即XML文件>解析XSD并更正>上传已批准

You could do this at run-time by developing a container application for your clients to create their XML files in. Alternatively you could write an application on the server side that takes the uploaded file and checks the syntax. Either way you're going to have to make a decision and then do some work!!

您可以在运行时通过为客户端开发容器应用程序来创建XML文件来执行此操作。或者,您可以在服务器端编写一个应用程序来获取上载的文件并检查语法。无论哪种方式,你将不得不做出决定,然后做一些工作!

A lot depends on the scale of the problem. If you have similar tags in different cases in your XSD e.g. and but you are receiving then you will need a complicated solution based on node counting etc.

很大程度上取决于问题的规模。如果您的XSD在不同情况下有类似标签,例如然而你接收到的则需要一个基于节点计数等的复杂解决方案。

If you are purely stuck with clients using random cases against an XSD only containing lower case tags then you should be able to parse the files and convert all tags to lower case in one go. This is assuming the content between the tags is multi-case and you can't just convert the full document.

如果您完全坚持使用针对仅包含小写标签的XSD的随机案例,那么您应该能够解析文件并将所有标签一次性转换为小写。这假设标签之间的内容是多个案例,您不能只转换整个文档。

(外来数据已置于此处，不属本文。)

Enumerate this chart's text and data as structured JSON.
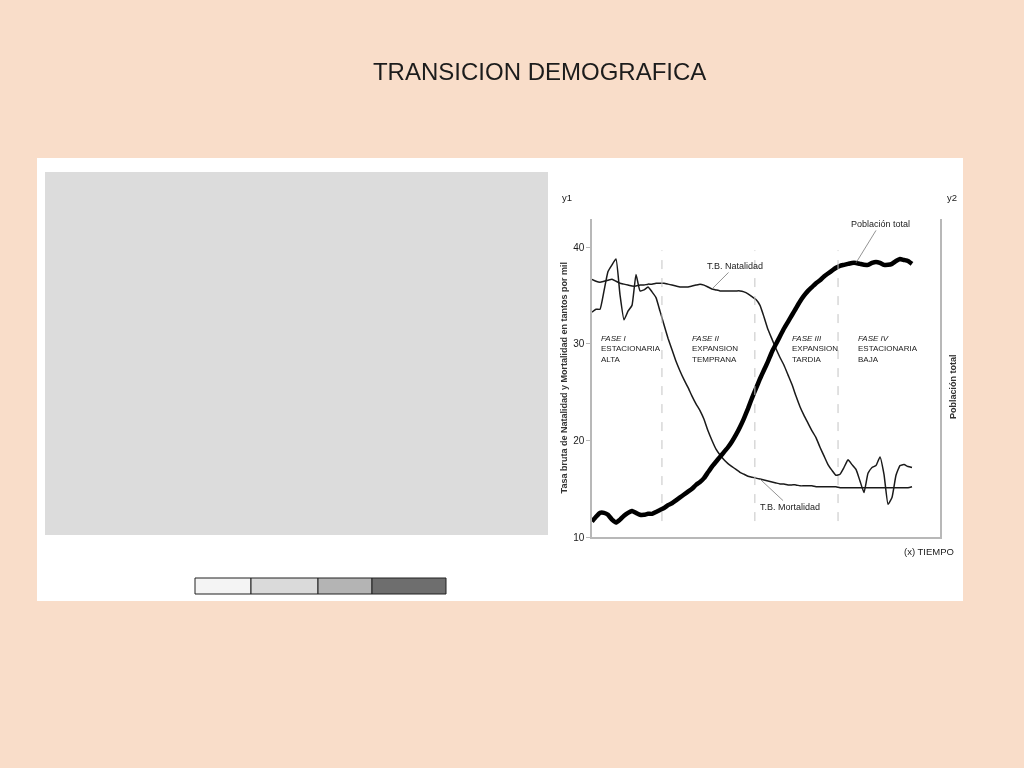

How you do this depends on the mechanics of your situation. Obviously it will be easier to get the clients to error check their own submissions. If this isn't practical then you'll need to identify a window of opportunity in the process which will allow you to convert the file to the correct format before errors are encountered.

你如何做到这一点取决于你的情况的机制。显然,让客户错误检查他们自己的提交会更容易。如果这不实用,那么您需要在流程中确定一个机会窗口,这样您就可以在遇到错误之前将文件转换为正确的格式。

There are far too many ways to go about this to discuss here. It mainly depends on the skill-sets or finance available to you.

这里有很多方法可以讨论这个问题。它主要取决于您可以使用的技能或财务。

#2


1  

XPath/ Xslt processors are case sensitive. They can't select a node/ attribute if you specify the wrong case.

XPath / Xslt处理器区分大小写。如果指定了错误的大小写,则无法选择节点/属性。

In case you want to output the node name and want it to be in upper case, you can do:

如果您想输出节点名称并希望它是大写的,您可以执行以下操作:

upper-case(local-name())

#3


1  

As @Melkisadek said, the XSD validation exists for a purpose. If you allow users to upload files with invalid XML, your application is bound to fail at some point when the data within those files is accessed. Furthermore, the whole purpose of having an XSD validate the input XML schema is defeated. If you are willing to forego the whole schema validation feature, then you would need to use an XSLT to convert all tags to Uppercase or Lowercase as you desire (see @Rashmi's answer).

正如@Melkisadek所说,XSD验证存在于一个目的。如果允许用户上载包含无效XML的文件,则在访问这些文件中的数据时,您的应用程序必然会失败。此外,使用XSD验证输入XML模式的整个目的都被打败了。如果您愿意放弃整个模式验证功能,那么您需要使用XSLT将所有标记转换为大写或小写(请参阅@ Rashmi的答案)。

It would be analogous to allowing a user to input special characters in a Social Security Number entry field, just because the user is more comfortable entering special characters (Yes, this example is silly, couldn't think of a better one!)

这类似于允许用户在社会安全号码输入字段中输入特殊字符,仅仅因为用户更容易输入特殊字符(是的,这个例子很傻,想不到更好的字符!)

Therefore, in my mind, the solution lies in keeping the schema validation as-is, but providing users a way to validate the schema before uploading. For instance, if this is Web app, you could provide a button on the page which uses Javascript to validate the file against your schema. Alternatively, validate on the server only when the file is uploaded. In both cases, provide appropriate feedback such as the line number on which the errant entities lie, the character position, and reason for flagging an error.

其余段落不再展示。